Many are those who try to flee from God’s sight – as foolish an endeavor as that is. What allows us to not run to embrace God’s sight is His love and truth – the very same things David took comfort in. God’s truth leads me to repentance when I see my sins for what they truly are and what they have done to my life. God’s love in Christ helps me see the great value I have before God – that I am a blood bought soul. Sins, iniquities, and persecutions will seek to cloud those two constants – God’s truth and God’s love. When our own vision is lacking in this way – we return to the blessed fact that God always sees. He sees for our health. He sees for our protection. He sees for our eternal inheritance in heaven.
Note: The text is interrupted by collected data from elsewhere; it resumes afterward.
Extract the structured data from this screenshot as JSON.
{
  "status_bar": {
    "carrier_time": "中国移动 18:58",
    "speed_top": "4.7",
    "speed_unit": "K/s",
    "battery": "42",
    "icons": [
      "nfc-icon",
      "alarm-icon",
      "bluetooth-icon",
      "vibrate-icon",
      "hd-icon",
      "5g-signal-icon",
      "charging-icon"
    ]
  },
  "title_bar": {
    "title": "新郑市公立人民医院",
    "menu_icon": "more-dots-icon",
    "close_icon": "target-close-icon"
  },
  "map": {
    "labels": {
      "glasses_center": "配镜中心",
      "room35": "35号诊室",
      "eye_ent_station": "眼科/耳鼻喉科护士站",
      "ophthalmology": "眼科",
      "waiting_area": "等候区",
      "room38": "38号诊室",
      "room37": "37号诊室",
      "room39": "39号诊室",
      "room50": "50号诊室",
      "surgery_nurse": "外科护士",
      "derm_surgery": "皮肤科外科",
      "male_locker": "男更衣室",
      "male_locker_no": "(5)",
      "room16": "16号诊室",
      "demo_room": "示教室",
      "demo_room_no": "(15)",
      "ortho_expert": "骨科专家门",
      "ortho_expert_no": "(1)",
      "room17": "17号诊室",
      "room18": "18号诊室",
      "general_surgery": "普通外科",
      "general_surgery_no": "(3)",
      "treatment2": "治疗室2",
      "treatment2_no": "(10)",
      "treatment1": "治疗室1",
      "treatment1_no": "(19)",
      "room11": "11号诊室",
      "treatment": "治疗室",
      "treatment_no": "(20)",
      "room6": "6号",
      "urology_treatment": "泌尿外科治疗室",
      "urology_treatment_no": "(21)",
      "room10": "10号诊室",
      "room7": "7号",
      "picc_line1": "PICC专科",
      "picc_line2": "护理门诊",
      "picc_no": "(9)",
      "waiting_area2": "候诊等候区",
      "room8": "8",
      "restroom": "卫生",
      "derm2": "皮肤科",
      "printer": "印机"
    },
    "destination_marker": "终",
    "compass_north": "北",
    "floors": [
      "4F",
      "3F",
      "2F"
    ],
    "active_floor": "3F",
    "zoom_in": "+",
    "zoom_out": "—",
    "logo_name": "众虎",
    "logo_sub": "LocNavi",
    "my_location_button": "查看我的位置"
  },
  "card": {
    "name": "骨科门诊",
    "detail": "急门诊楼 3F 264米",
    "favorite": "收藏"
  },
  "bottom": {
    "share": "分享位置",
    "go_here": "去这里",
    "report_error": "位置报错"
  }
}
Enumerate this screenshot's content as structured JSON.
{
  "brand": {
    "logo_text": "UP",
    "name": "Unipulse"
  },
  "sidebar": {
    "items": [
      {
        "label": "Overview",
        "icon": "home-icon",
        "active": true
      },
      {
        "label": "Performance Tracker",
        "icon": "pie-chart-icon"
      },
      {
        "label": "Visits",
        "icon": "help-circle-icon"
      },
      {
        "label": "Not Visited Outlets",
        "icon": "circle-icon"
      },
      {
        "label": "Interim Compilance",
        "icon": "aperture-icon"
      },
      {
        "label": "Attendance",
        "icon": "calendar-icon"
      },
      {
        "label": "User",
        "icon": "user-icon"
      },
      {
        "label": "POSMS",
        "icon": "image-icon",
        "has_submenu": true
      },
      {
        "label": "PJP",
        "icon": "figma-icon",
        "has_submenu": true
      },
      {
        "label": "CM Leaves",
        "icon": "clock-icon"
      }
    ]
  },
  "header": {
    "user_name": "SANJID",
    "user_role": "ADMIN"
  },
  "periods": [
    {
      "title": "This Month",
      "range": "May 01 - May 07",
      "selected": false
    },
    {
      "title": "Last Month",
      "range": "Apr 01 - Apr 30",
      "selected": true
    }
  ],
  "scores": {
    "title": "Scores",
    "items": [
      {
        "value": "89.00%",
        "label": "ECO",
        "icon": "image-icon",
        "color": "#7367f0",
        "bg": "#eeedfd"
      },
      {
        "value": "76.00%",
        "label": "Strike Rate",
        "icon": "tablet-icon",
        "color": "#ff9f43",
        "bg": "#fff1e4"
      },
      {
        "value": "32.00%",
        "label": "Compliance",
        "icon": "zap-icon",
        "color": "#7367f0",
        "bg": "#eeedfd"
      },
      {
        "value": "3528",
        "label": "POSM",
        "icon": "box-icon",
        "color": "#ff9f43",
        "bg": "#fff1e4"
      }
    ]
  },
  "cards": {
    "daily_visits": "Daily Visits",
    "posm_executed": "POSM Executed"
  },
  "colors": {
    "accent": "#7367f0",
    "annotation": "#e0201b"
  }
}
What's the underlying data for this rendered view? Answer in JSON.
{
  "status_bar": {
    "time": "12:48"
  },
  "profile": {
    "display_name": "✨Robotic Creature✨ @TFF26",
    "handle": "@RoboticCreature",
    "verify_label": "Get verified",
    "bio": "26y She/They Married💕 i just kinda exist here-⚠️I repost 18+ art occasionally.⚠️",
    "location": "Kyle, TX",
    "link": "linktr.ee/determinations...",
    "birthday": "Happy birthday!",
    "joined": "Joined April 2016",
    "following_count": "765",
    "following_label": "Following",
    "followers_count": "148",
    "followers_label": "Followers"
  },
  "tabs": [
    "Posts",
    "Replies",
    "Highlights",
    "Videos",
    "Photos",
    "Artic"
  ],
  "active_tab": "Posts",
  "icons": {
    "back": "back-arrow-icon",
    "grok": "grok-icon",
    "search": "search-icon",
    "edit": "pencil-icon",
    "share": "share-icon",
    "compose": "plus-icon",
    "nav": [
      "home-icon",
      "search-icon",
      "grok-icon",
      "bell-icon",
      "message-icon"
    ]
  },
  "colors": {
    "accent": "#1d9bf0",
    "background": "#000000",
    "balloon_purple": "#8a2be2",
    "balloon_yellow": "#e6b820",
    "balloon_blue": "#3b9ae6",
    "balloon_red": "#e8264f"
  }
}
Just like our psalm the benediction we will receive in a few minutes is based on sight. Sight from God that penetrates the fearful perceptions and distortion of reality from our sinful hearts. Sight that shines on us like the warmth of the sun, emanating from our righteous and gracious Triune God – All-powerful Father, enlightening Spirit, and Redeemer Son. Praise be to Him for helping us see all things clearly by faith – may He keep us in that until our final day. Amen.

The peace of God which surpasses all understanding will keep your hearts and minds in Christ Jesus. Amen.